Emma e il Giaguaro Nero, la recensione: buone intenzioni, tanta retorica

Si dice che alcuni registi tendano a girare sempre lo stesso film. Lo si è detto per Fellini, Bergman ma anche Micheal Bay o Zack Snyder. Questo discorso pare applicabile anche al regista francese Gilles de Maistre, autore dell’odierno Emma e il Giaguaro Nero (trailer). Questo poiché la sua filmografia consta di film come Mia e il Leone Bianco o Il Lupo e il Leone. Il regista è indubbiamente appassionato delle storie con gli animali, oltre che alla potenziale stretta intimità che va a crearsi tra un cucciolo d’uomo e un cucciolo d’animale. Tuttavia, l’ultimo suo film, sebbene creato con le migliori intenzioni, appare tutt’altro che complesso o sfaccettato.

Emma e il Giaguaro Nero è una storia molto semplice, appartenente al genere rodato dei film d’avventura per famiglie. Seguiamo la storia di una ragazza (Lumi Pollack) che ha vissuto la propria giovinezza a stretto contatto con la foresta amazzonica. In particolare trascorrendo molto tempo con Hope, un cucciolo di giaguaro nero, specie di solito diffidente rispetto all’essere umano. Anni dopo, Emma, quindicenne, vive in un habitat ben diverso: la giungla d’acciaio americana. Passando quindi all’esistenza monotona di una teenager occidentale. La sua vita prenderà una piega assai diversa quando scoprirà che una multinazionale, guidata da Doria Dargan (Kelly Hope Taylor), ha intenzione di mandare avanti le sue imprese di bracconaggio in Amazzonia, prendendo di mira proprio Hope, l’ultimo giaguaro nero rimasto in zona. Da qui il viaggio, compiuto dalla ragazza, contro tutto e tutti, per salvare la sua vecchia conoscenza.

Leggendo e rileggendo questa piccola sinossi, pare non esservi nulla di sbagliato. In apparenza sembra una bella storia d’avventura. Una giovane protagonista con un forte desiderio, piena di risorse e una convinzione incredibile, capace di cambiare da sola il complesso mondo degli adulti. Tuttavia, il film e tutti i suoi buoni propositi cadono completamente a pezzi non appena si comincia a osservare il tutto più da vicino. Durante la visione appare evidente come la scrittura generale (i dialoghi, le situazioni o la caratterizzazione dei personaggi) navighi sempre tra infantilismi e svogliature.
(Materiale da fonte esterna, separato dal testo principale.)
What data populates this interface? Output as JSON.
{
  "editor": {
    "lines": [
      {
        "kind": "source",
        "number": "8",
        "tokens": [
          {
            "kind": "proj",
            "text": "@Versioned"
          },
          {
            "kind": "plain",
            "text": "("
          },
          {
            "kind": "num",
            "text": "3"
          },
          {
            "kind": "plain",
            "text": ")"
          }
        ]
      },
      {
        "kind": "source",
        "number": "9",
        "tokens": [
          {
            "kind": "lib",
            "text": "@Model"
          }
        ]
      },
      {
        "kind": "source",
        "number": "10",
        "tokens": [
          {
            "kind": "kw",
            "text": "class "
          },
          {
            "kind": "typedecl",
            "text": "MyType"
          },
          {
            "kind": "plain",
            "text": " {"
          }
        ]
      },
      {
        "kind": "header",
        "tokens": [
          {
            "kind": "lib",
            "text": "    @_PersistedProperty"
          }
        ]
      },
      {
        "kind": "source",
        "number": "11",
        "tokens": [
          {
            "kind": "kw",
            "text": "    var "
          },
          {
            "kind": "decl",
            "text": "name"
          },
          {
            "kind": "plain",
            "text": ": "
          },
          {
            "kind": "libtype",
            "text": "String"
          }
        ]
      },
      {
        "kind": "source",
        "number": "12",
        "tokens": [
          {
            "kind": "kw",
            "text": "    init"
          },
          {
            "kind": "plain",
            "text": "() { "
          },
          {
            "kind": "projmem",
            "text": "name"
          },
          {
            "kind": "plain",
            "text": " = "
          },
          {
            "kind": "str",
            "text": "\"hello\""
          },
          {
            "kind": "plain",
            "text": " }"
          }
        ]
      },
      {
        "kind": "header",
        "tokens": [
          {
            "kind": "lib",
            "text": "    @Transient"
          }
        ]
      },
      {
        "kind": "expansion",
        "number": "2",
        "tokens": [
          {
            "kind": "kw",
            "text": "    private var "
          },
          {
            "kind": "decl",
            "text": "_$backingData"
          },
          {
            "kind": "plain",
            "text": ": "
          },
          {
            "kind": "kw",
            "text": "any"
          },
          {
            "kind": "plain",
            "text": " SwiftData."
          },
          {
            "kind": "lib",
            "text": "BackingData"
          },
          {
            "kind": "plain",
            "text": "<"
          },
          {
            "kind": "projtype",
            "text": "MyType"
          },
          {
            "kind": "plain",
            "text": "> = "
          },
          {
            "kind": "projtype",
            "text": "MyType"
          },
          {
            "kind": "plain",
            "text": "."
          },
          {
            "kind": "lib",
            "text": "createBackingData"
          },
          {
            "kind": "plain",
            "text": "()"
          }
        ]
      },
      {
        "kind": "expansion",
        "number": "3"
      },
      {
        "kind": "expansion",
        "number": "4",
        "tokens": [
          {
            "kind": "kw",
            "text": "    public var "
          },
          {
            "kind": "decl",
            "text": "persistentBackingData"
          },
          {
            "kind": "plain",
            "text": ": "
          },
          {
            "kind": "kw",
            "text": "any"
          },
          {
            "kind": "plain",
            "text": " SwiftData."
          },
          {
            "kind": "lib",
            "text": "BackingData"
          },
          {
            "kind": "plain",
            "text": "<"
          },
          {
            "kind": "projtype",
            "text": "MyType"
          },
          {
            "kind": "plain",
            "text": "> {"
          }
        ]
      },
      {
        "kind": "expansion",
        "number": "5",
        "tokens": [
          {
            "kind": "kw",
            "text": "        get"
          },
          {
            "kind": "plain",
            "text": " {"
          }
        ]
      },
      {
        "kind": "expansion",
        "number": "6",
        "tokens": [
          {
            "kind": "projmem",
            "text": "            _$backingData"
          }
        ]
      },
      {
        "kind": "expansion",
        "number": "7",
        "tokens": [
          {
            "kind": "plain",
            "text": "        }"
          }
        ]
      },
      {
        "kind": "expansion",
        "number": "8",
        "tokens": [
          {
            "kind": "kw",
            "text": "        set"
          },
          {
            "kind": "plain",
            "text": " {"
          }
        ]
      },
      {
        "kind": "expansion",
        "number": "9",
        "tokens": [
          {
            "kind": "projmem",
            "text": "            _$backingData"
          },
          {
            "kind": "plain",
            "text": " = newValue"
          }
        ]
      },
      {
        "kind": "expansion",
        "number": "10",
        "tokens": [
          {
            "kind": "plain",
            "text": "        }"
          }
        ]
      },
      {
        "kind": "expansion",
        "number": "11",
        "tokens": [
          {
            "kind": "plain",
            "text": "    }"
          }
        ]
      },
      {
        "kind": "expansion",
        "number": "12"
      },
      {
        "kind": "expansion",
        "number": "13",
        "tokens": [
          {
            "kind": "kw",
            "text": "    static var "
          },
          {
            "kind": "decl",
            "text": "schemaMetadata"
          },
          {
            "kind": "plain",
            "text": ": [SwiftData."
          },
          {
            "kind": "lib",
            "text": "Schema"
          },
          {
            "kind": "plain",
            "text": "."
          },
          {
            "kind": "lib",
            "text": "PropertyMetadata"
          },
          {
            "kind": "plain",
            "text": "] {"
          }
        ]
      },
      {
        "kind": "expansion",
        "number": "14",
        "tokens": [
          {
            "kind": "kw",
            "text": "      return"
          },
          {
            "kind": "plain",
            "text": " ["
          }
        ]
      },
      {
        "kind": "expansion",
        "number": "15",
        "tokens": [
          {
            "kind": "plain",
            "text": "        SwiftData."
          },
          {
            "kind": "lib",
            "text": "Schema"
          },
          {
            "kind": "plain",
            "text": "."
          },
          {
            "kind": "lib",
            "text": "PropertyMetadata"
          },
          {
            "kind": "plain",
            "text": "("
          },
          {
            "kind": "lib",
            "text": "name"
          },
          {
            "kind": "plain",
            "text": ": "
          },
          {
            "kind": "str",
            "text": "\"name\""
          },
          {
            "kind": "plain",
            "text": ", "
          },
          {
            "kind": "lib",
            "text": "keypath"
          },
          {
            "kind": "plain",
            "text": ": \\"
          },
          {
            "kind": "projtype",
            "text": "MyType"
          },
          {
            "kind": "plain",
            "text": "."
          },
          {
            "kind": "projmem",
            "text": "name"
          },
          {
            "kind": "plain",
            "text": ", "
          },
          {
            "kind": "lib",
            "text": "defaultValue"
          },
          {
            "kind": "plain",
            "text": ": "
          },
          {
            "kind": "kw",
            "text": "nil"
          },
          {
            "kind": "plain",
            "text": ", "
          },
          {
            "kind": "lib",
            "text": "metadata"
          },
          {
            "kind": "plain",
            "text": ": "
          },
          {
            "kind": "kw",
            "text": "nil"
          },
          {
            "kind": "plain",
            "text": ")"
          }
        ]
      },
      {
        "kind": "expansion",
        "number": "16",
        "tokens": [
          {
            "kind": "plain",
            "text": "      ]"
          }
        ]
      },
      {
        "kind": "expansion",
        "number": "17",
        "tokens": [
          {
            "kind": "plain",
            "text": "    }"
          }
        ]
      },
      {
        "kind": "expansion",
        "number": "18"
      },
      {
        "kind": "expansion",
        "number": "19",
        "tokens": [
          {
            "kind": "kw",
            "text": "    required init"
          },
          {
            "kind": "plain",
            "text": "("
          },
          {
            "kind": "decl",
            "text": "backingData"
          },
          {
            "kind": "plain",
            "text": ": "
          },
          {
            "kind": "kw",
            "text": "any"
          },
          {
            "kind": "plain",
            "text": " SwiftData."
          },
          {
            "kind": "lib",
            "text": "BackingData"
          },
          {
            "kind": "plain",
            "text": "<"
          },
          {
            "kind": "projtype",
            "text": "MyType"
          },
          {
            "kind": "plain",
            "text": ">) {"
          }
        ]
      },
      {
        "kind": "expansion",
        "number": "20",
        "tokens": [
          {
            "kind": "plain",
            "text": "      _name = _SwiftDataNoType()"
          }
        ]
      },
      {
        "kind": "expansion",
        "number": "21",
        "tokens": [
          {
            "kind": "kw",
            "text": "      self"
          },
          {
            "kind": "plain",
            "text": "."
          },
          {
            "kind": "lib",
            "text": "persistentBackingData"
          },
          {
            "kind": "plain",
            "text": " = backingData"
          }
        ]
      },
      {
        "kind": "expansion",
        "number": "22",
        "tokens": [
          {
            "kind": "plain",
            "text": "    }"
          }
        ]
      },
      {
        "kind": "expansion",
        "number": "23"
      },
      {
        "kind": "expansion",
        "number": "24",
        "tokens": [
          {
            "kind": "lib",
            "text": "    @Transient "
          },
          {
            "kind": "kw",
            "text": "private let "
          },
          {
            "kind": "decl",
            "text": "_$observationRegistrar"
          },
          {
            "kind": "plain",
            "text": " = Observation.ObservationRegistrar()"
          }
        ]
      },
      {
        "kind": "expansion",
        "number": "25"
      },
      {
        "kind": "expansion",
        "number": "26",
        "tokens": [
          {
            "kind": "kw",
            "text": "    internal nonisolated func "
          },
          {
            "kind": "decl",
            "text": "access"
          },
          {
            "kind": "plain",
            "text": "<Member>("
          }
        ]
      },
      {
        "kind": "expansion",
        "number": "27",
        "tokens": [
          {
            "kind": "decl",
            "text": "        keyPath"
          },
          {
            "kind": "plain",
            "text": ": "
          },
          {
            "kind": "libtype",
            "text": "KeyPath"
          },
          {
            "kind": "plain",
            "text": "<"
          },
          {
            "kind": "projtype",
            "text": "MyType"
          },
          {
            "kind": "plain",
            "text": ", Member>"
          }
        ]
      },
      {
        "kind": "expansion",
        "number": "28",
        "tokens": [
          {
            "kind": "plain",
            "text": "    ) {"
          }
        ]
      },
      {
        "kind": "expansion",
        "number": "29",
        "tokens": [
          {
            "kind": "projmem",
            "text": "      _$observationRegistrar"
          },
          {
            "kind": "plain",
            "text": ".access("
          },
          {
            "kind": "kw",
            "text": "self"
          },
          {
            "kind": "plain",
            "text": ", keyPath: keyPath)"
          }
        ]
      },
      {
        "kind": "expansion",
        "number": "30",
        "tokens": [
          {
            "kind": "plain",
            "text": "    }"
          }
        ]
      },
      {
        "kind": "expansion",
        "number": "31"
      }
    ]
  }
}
Lo stesso intreccio è disseminato di mancanze che vanno dalla semplice ingenuità, o forzatura, a dei veri e propri buchi di trama che minano la credibilità generale della vicenda. L’impressione è infatti di trovarci di fronte ad una storia raccontata da o per un bambino molto piccolo. Dando quindi enfasi a piccoli momenti di pathos, scordandosi però che un film dovrebbe anche tenere in equilibrio coerentemente i vari elementi che lo compongono. Allo stesso modo, molti dei dialoghi sono percorsi da una retorica pesante ed asfissiante. Come se, per chi abbia scritto la storia, sia assai più importante lanciare un messaggio (se pur ampiamente condivisibile) che illustrare tale conflitto in maniera coerente e drammaticamente coinvolgente.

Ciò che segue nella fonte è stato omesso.